Evidence-based policy ist hierzulande ein relativ neues Steuerungsinstrument in der Bildungspolitik. In den USA hat es lange Tradition – jedoch wenig Erfolg, weil man beobachten konnte, dass die Zyklen der Politik schneller verlaufen als die Zyklen der Evaluation oder gar der Schulentwicklung. Evidenzen (Daten) – ob alte oder neue – sprechen nie für sich selbst und sind keine Garantie für den Erfolg bildungspolitischer Maßnahmen. Sie müssen richtig interpretiert und in den gesellschaftlichen Kontext eingebettet werden, um daraus in Synthese Erkenntnis für Maßnahmen zu gewinnen, die dann konsequent umgesetzt werden.

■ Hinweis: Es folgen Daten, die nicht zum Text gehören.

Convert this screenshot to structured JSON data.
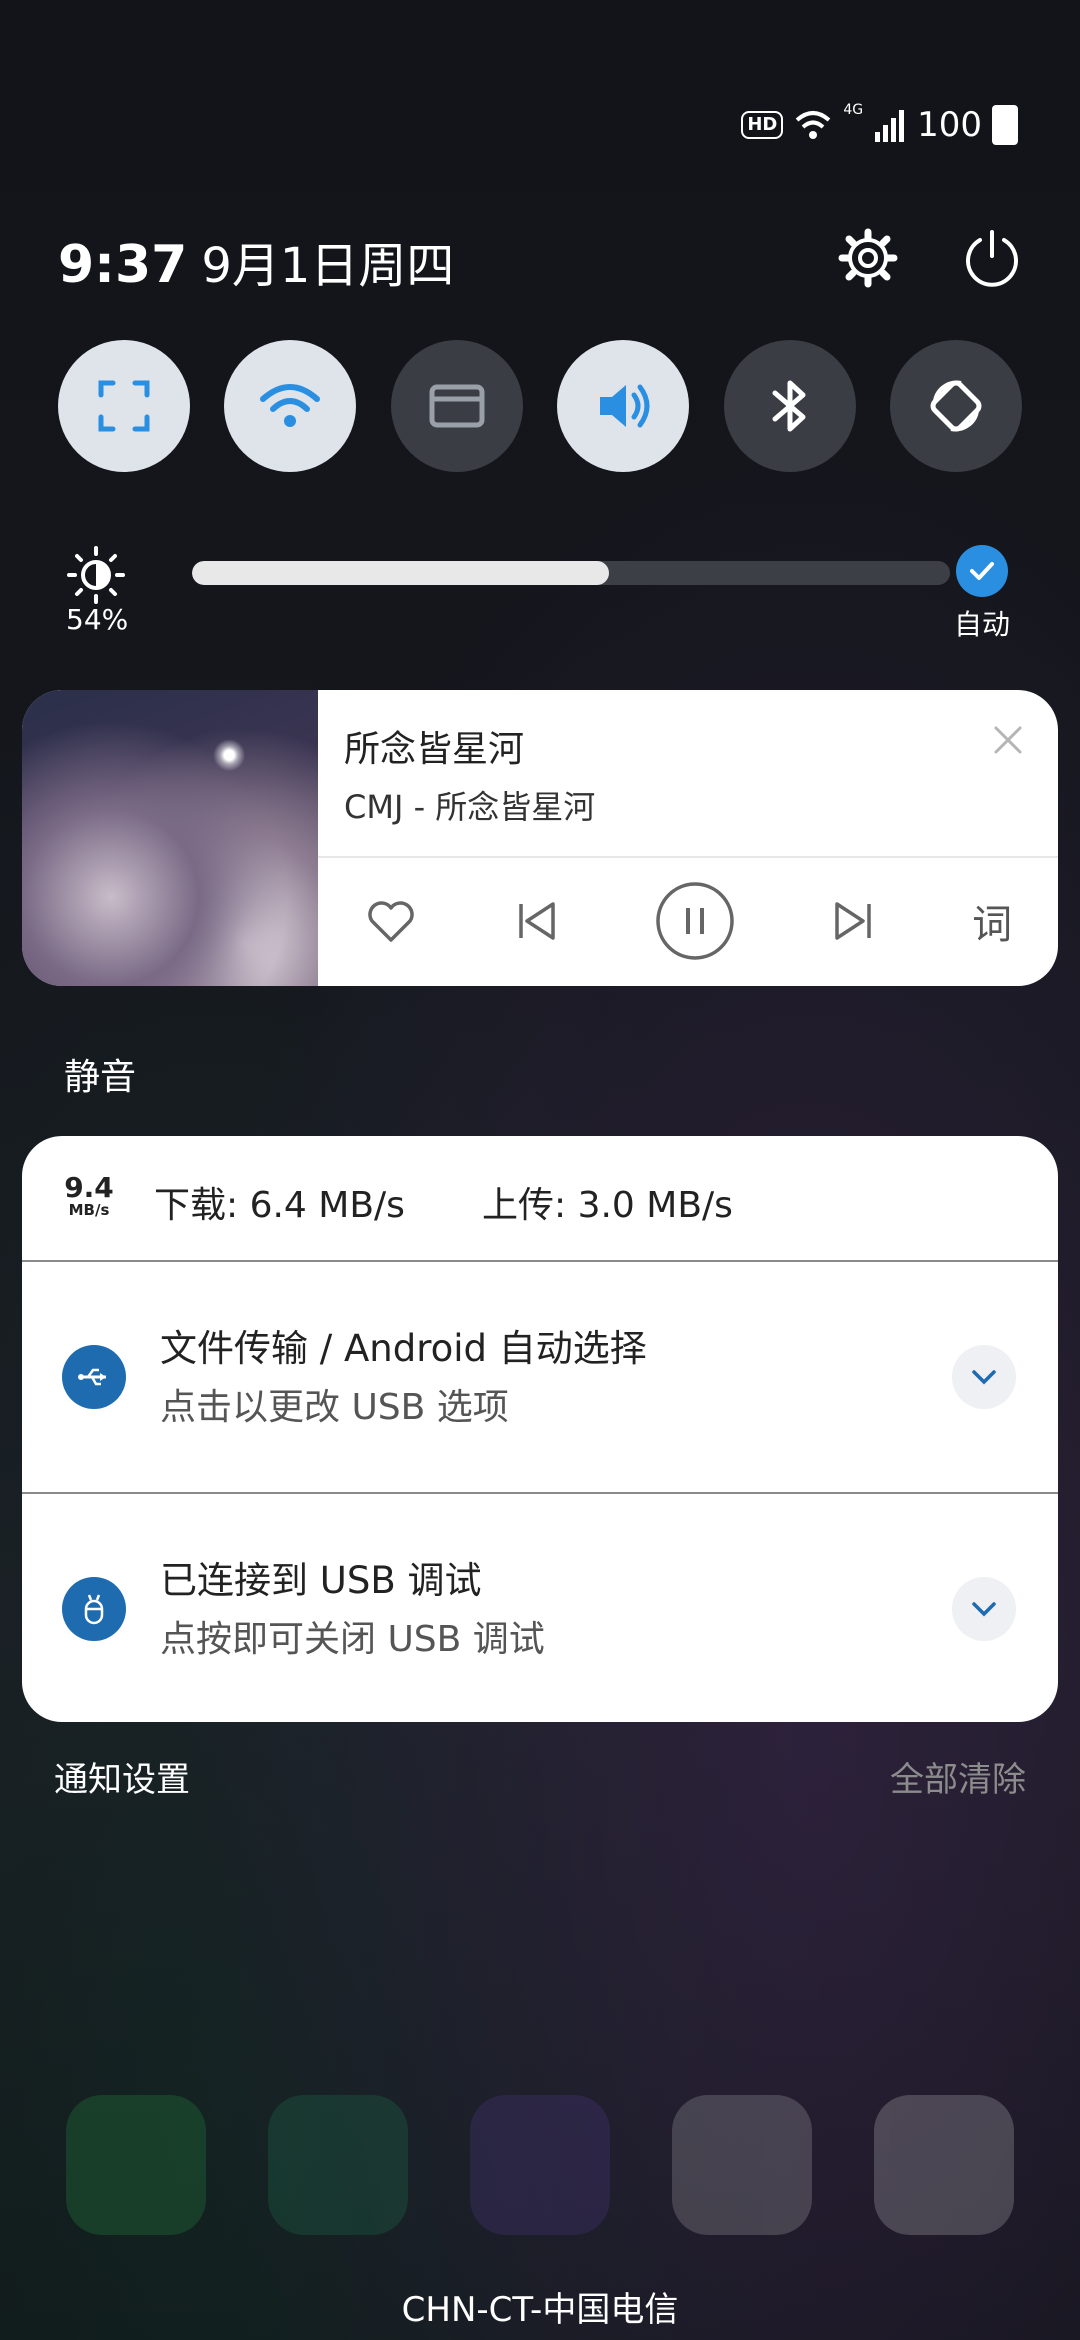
{
  "status_bar": {
    "hd": "HD",
    "network": "4G",
    "battery": "100"
  },
  "header": {
    "time": "9:37",
    "date": "9月1日周四",
    "settings_icon": "gear-icon",
    "power_icon": "power-icon"
  },
  "toggles": [
    {
      "name": "screenshot",
      "icon": "screenshot-icon",
      "on": true
    },
    {
      "name": "wifi",
      "icon": "wifi-icon",
      "on": true
    },
    {
      "name": "card",
      "icon": "card-icon",
      "on": false
    },
    {
      "name": "sound",
      "icon": "volume-icon",
      "on": true
    },
    {
      "name": "bluetooth",
      "icon": "bluetooth-icon",
      "on": false
    },
    {
      "name": "rotation",
      "icon": "rotation-icon",
      "on": false
    }
  ],
  "brightness": {
    "percent_label": "54%",
    "level": 0.55,
    "auto_label": "自动"
  },
  "media": {
    "title": "所念皆星河",
    "artist": "CMJ - 所念皆星河",
    "lyric_label": "词"
  },
  "mode_label": "静音",
  "notifications": {
    "speed_value": "9.4",
    "speed_unit": "MB/s",
    "download": "下载: 6.4 MB/s",
    "upload": "上传: 3.0 MB/s",
    "usb_transfer": {
      "title": "文件传输 / Android 自动选择",
      "subtitle": "点击以更改 USB 选项"
    },
    "usb_debug": {
      "title": "已连接到 USB 调试",
      "subtitle": "点按即可关闭 USB 调试"
    }
  },
  "footer": {
    "settings": "通知设置",
    "clear_all": "全部清除"
  },
  "carrier": "CHN-CT-中国电信",
  "colors": {
    "accent": "#2a8fe0",
    "toggle_on": "#dfe3ea",
    "toggle_off": "#3a3d44",
    "notif_icon": "#1e6bb0"
  }
}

Seit 2001, dem Jahr der Veröffentlichung der ersten PISA-Studie, verfügen wir in Österreich über Leistungsdaten von Lernenden, ergänzt durch Daten aus TIMSS und anderen kleineren Studien; ab 2012 kommen jährlich die Ergebnisse der Überprüfung der Bildungsstandards hinzu. Wir werden also immer genauer wissen, wo die Stärken und Schwächen unseres Bildungssystems liegen. Werden wir dieses Wissen für die nächsten Generationen auch erfolgreich nutzen?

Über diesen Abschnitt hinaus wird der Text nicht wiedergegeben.